バンフでフードゥーズを見に行った時は、一目でAccessibleになっていると分かった。駐車場も展望台に近いし、そこから続いている遊歩道は、全部舗装されている。
一回りして展望台に戻ってきたら、駐車場のほうから車椅子に乗った人が、こちらに向かって来るところだった。また、杖をついたお年寄りもいて、ああこういう方も来られる所でよかったなぁと思った。ここはフードゥーズを見るだけでなく、山、森、はるか下のほうにボウ川、そして遠くにバンフ・スプリングス・ホテルまで眺められる、素晴しく景色のいいところなのだ。

ヨーホー国立公園のタカカウの滝にも行った。昨年は、時期が早すぎて、まだ道路がオープンになっていなかったのだが、今回はまさにハイ・シーズンで、水量も多く、たいへん迫力があった。
駐車場から滝の近くまで行く遊歩道は、幅1メートル位の細い道にも関わらず、全部舗装されていた。ここなら車椅子でも通れるだろう。介助者もいれば、まったく問題ないと思われる。

月曜日の旅行記第15回にも書いたが、バンフ及びジャスパー国立公園に入る時、料金所で「THE MOUNTAIN GUIDE」という薄いガイドブックをくれる。この中の個々の観光ポイントの説明には、周辺施設や各種設備がマークで表示されている。そこには「Disabled Access」として車椅子のマークもあるので、まずこのガイドでチェックをしておけば、どこがバリアフリーになっているかすぐ分かる。

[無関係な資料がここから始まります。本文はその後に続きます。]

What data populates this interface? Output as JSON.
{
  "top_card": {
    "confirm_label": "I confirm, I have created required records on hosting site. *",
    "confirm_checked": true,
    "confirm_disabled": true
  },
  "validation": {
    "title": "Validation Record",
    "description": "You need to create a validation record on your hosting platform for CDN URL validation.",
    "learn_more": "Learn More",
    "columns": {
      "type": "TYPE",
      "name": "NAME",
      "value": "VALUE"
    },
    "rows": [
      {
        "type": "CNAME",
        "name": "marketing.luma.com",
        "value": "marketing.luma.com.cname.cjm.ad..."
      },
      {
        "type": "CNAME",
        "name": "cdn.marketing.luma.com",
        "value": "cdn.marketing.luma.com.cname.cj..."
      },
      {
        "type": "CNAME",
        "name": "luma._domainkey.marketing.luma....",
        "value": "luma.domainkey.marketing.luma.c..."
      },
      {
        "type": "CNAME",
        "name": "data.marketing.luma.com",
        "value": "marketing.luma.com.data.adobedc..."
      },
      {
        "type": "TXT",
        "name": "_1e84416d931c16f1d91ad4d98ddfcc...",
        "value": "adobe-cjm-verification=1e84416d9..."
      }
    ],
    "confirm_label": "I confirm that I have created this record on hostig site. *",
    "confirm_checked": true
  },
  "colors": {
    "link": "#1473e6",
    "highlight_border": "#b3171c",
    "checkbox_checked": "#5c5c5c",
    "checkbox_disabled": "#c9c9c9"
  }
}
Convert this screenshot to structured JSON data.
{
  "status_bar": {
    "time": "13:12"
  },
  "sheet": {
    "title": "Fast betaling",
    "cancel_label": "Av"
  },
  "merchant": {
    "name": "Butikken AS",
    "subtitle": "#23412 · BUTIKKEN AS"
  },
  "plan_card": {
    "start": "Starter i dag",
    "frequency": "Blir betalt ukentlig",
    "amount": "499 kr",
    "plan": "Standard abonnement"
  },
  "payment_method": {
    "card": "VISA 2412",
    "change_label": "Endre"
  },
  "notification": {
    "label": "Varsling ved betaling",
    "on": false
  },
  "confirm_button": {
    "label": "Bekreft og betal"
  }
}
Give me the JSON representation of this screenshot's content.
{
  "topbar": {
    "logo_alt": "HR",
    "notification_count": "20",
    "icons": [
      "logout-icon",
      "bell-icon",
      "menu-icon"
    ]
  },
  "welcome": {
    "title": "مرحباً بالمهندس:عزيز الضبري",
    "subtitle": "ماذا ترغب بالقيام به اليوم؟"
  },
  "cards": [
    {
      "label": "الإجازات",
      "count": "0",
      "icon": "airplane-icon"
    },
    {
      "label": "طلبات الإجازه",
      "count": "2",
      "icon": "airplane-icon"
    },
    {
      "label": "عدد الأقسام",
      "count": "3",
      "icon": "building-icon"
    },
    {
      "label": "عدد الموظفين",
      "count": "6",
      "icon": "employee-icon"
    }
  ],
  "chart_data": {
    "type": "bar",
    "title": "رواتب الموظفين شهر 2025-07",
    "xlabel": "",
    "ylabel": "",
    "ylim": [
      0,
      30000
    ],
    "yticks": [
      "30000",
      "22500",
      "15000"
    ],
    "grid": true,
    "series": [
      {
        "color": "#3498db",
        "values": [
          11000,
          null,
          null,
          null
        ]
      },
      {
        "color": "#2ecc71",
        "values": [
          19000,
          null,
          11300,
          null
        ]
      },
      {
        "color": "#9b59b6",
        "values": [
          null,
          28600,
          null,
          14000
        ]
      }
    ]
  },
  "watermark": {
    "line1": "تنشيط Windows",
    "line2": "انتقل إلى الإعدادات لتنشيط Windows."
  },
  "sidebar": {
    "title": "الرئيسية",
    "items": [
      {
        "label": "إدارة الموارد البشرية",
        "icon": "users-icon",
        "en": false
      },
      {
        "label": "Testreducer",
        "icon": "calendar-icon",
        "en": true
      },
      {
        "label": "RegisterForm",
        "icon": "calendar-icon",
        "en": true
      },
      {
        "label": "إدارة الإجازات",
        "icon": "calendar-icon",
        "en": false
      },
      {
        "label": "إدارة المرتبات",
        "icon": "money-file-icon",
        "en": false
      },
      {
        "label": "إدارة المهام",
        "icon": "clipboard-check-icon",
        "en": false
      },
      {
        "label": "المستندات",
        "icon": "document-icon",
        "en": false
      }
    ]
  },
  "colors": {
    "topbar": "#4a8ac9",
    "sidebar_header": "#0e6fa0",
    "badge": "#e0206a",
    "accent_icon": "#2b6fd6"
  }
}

ただ、データを改訂していないものもあるのか、レイク・ルイーズやモレーン・レイクには、このマークが付いていない(でも絶対大丈夫)。タカカウの滝にも付いていなかったが、もしかしたら、車椅子でも使用できる屋外トイレがまだ完備されていないのかもしれない。建物内のトイレは、ほとんどバリアフリーになっている。

こんなふうに誰もがあのロッキーの大自然を楽しめるのは、本当にうれしいことだと思う。